Volvocars.com uses a CDN (Content Delivery Network) service for hosting static files, e.g. images, JavaScript, CSS, etc. This CDN applies a couple of anti-scraping techniques, e.g. it detects the use of a headless browser and/or the use of the Puppeteer tool.

For the most part this can be worked around by using the puppeteer-extra-plugin-stealth puppeteer-extra plugin, which this application already does.

However volvocars.com still starts to hit Puppeteer clients with HTTP 403 responses after a little more than a 100 page downloads.
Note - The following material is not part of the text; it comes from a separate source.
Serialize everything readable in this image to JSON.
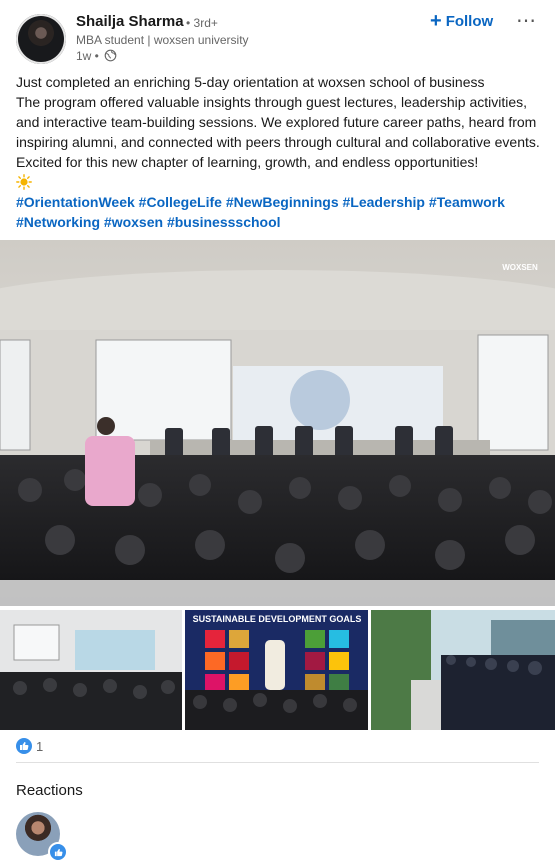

To work around this, pdfgen4vcman automatically restarts the headless browser after 100 page loads, which seems to fix the issue.

Moreover pdfgen4vcman detects when volvocars.com starts to reply with HTTP 403 responses and if this happens, the browser is restarted as well.

Tips and tricks

If the default behaviour of pdfgen4vcman is still not enough (e.g. volvocars.com starts to throttle the requests beyond a certain req/s rate), you can start up a couple of Tor proxies and use them for the PDF generation:

p=10050
for c in de nl at lu fr; do
  /usr/bin/docker run --rm --name "torproxy_$p" -p "127.0.0.1:$p:8118" -e TOR_MaxCircuitDirtiness=300 -e "LOCATION=$c" -d dperson/torproxy
  p="$((p+1))"
done

pdfgen4vcman \
  --proxy "http://127.0.0.1:10050" \
  --proxy "http://127.0.0.1:10051" \
  --proxy "http://127.0.0.1:10052" \
  --proxy "http://127.0.0.1:10053" \
  --proxy "http://127.0.0.1:10054" \
  "<volvocars_user_manual_url>"

There're a couple of old user manuals at volvocars.com which try to embed images for which a consistent HTTP 403 is returned.

E.g.

  • car model: XC90 Twin Engine
  • model year: 2016

This doesn't seem to be a part of the anti-scraping techniques, but more likely a misconfiguration.
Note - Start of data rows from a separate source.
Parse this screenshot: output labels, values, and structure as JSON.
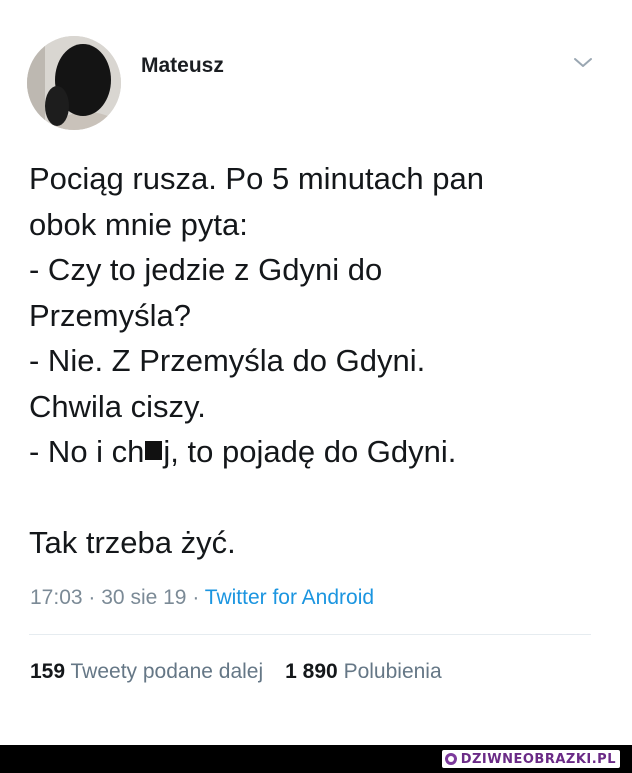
{
  "tweet": {
    "author_name": "Mateusz",
    "body_lines": [
      "Pociąg rusza. Po 5 minutach pan",
      "obok mnie pyta:",
      "- Czy to jedzie z Gdyni do",
      "Przemyśla?",
      "- Nie. Z Przemyśla do Gdyni.",
      "Chwila ciszy."
    ],
    "censored_line": {
      "before": "- No i ch",
      "after": "j, to pojadę do Gdyni."
    },
    "closing_line": "Tak trzeba żyć.",
    "time": "17:03",
    "date": "30 sie 19",
    "separator": "·",
    "source": "Twitter for Android",
    "retweets_count": "159",
    "retweets_label": "Tweety podane dalej",
    "likes_count": "1 890",
    "likes_label": "Polubienia"
  },
  "footer": {
    "watermark_text": "DZIWNEOBRAZKI.PL"
  },
  "icons": {
    "menu": "chevron-down-icon",
    "avatar": "avatar"
  },
  "colors": {
    "text": "#14171a",
    "muted": "#657786",
    "link": "#1b95e0",
    "divider": "#e6ecf0",
    "footer": "#000000",
    "watermark": "#6a2a86"
  }
}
In this case you'll have to disable the automatic anti-scraping detection (automatic retries on HTTP 403 responses) by supplying a custom set of HTTP error codes for the automatic retry feature.

pdfgen4vcman --http-errors "$(seq -s "," 400 499 | sed -r "s#(,40[1347]),#,#g"),$(seq -s "," 500 599)" "https://www.volvocars.com/uk/support/car/xc90-twin-engine/15w46/article"

This will ignore HTTP 403 errors from volvocars.com, but still consider a bunch of 4xx status codes and all 5xx status codes to be errors (in which case the page loading should be retried).

Removing (mostly) empty pages

For some reason a couple URLs in the user manuals result in an empty (or mostly empty) last page in the generated PDF. This is probably due to something invisible extending the "content" part (i.e. the DOM) of the page. In other cases there's a single horizontal line on the top of the last page, but I consider these to be "empty" as well.

pdfgen4vcman contains support for automatic detection and removal of these pages by using Ghostscript's ink coverage output. You can disable or finetune this post-processing using commandline options.

The Ghostscript executable is searched for using the standard gs name, but this can be customized via an option.